L'école du scénario, ou comment apprendre à raconter

On se demande souvent si l'écriture s'apprend. S'il faut « naître auteur », si on peut le devenir, si on peut feindre de l'être... Existe-t-il une école, ou au moins une recette, pour écrire « bien », vite, et de façon percutante ?

Beaucoup de propositions de formation sont nées avec l'essor du numérique, parce qu'avec lui, l'écriture s'est démocratisée. Se faire publier est dorénavant à la portée de tous, et au bout du compte, n'importe qui peut se targuer à présent d'être « auteur ». Tout le monde, ou presque, écrit, et pour les plus passionnés ou scrupuleux d'entre nous, la naissance de ces formations à l'écriture, est l'opportunité de mieux travailler nos créations, et de nous distinguer de la masse.

En ce qui me concerne, j'ai toujours trouvé que l'école du scénario était la meilleure des écoles pour comprendre et assimiler les « ficelles » de la narration. Très tôt, bien avant les « formations littéraires » qui lui ont emboîté le pas, ne faisant d'ailleurs, le plus souvent, que reproduire ce qu'elle s'était déjà attachée à enseigner, l'école du scénario a identifié et détaillé une grande technicité, tant dans les principes narratifs que dans l'élaboration des personnages. Une technicité telle, qu'elle est dorénavant étudiée durant trois ans avant de pouvoir être parfaitement assimilée, jusqu'à pouvoir en jouer. Une technicité telle, qu'elle a même ses pontes et grands spécialistes, de Robert McKee à Yves Lavandier.

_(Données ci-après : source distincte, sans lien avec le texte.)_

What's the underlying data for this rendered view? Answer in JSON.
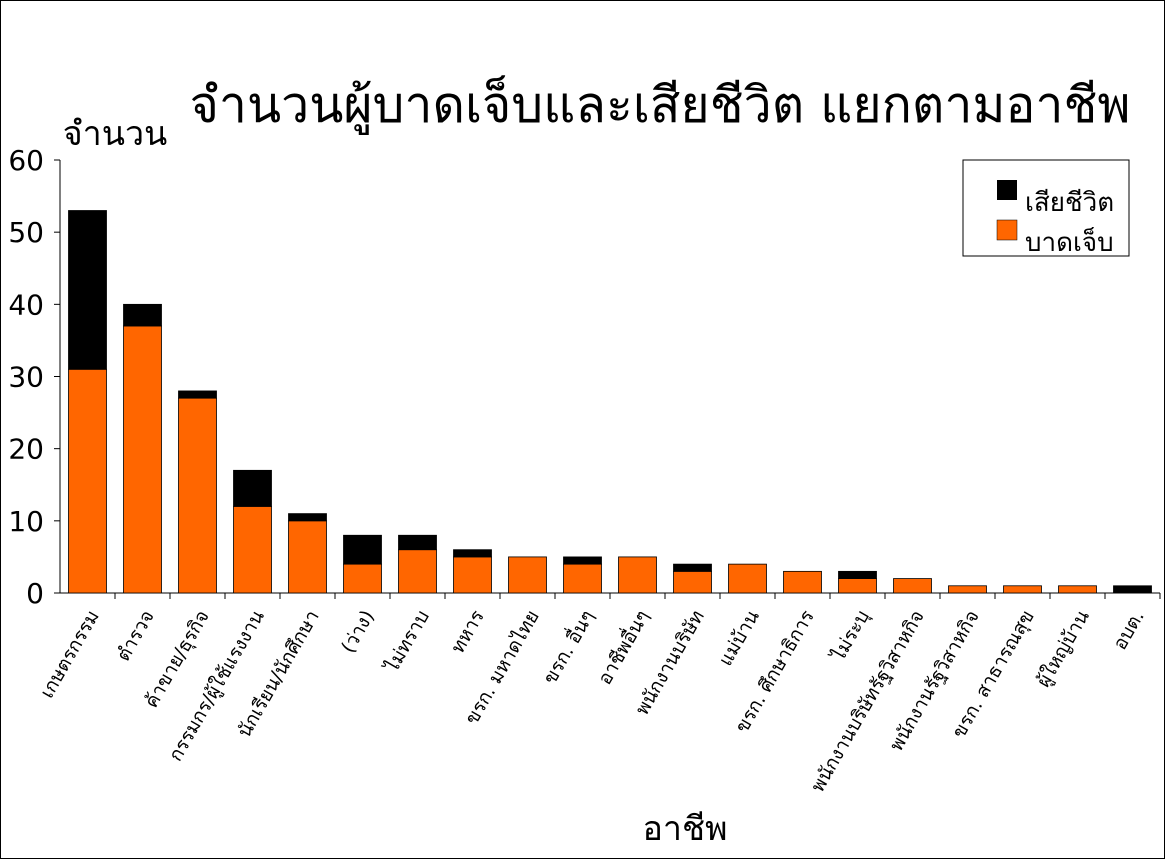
{
  "chart_data": {
    "type": "bar",
    "stacked": true,
    "title": "จำนวนผู้บาดเจ็บและเสียชีวิต แยกตามอาชีพ",
    "ylabel": "จำนวน",
    "xlabel": "อาชีพ",
    "ylim": [
      0,
      60
    ],
    "yticks": [
      0,
      10,
      20,
      30,
      40,
      50,
      60
    ],
    "legend_position": "top-right",
    "grid": false,
    "categories": [
      "เกษตรกรรม",
      "ตำรวจ",
      "ค้าขาย/ธุรกิจ",
      "กรรมกร/ผู้ใช้แรงงาน",
      "นักเรียน/นักศึกษา",
      "(ว่าง)",
      "ไม่ทราบ",
      "ทหาร",
      "ขรก. มหาดไทย",
      "ขรก. อื่นๆ",
      "อาชีพอื่นๆ",
      "พนักงานบริษัท",
      "แม่บ้าน",
      "ขรก. ศึกษาธิการ",
      "ไม่ระบุ",
      "พนักงานบริษัทรัฐวิสาหกิจ",
      "พนักงานรัฐวิสาหกิจ",
      "ขรก. สาธารณสุข",
      "ผู้ใหญ่บ้าน",
      "อบต."
    ],
    "series": [
      {
        "name": "บาดเจ็บ",
        "color": "#ff6600",
        "values": [
          31,
          37,
          27,
          12,
          10,
          4,
          6,
          5,
          5,
          4,
          5,
          3,
          4,
          3,
          2,
          2,
          1,
          1,
          1,
          0
        ]
      },
      {
        "name": "เสียชีวิต",
        "color": "#000000",
        "values": [
          22,
          3,
          1,
          5,
          1,
          4,
          2,
          1,
          0,
          1,
          0,
          1,
          0,
          0,
          1,
          0,
          0,
          0,
          0,
          1
        ]
      }
    ]
  }
}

Pourquoi une telle école ?

Parce qu'écrire un scénario, c'est répondre à un cahier des charges précis. C'est répondre à une contrainte de temps, de budget, de tendance.

C'est aussi assimiler la prédisposition psychologique du futur public, qui aime qu'on lui raconte les histoires d'une certaine façon, et en satisfaisant une certain nombre de points.

Et le résultat, c'est qu'au bout du compte, quand on sait écrire un film, on est capable d'écrire un livre, alors que l'inverse n'est pas forcément valable. Bien sûr, il pourra manquer au scénariste, les indispensables qualités que sont le style, le sens de la musicalité, de la tournure, de la langue. Il s'agit là, d'ailleurs, des véritables expressions du « don » dont on parle parfois quand on pense aux grands écrivains.

Mais le scénariste a un avantage considérable avec la formation qu'il reçoit : le sens de la construction. En scénario, on apprend à bâtir une œuvre, pour pouvoir mieux la raconter. On apprend d'abord ce que signifie « pivots », « catalyseur », « question centrale », « gestion de l'information », avant d'écrire une ligne. On apprend ce que signifie « personnages complexes », « personnages centraux », « faire-valoir du héros », « mentor, messager, trickster, ombre », pour raconter avec maîtrise et envergure.


Je ne dis pas que c'est parce que l'on apprend qu'on est forcément bon !

Je dis juste que cet enseignement-là, m'a aidée, très souvent, à me sentir moins perdue.

A conscientiser ce que je racontais, comment je le faisais,

et à considérablement améliorer ce que j'écrivais.

Raconter, c'est transmettre.

Et pour transmettre efficacement, il faut être intelligible, et intéressant.

L'école du scénario m'a apporté des ficelles et connaissances qui me servent continuellement, et qui ne font que décupler mon plaisir d'écrire, parce que je ne me sens jamais à cours de solutions pour me débloquer, ou m'analyser. Là où certains se demandent encore si ça s'apprend, j'en ai déjà l'intime conviction, et je suis bien contente d'en avoir pris conscience.

Stéphanie Aten

Scénariste et romancière engagée, parce qu'être auteur, c'est alimenter l'inconscient collectif et participer à l'élaboration de la société.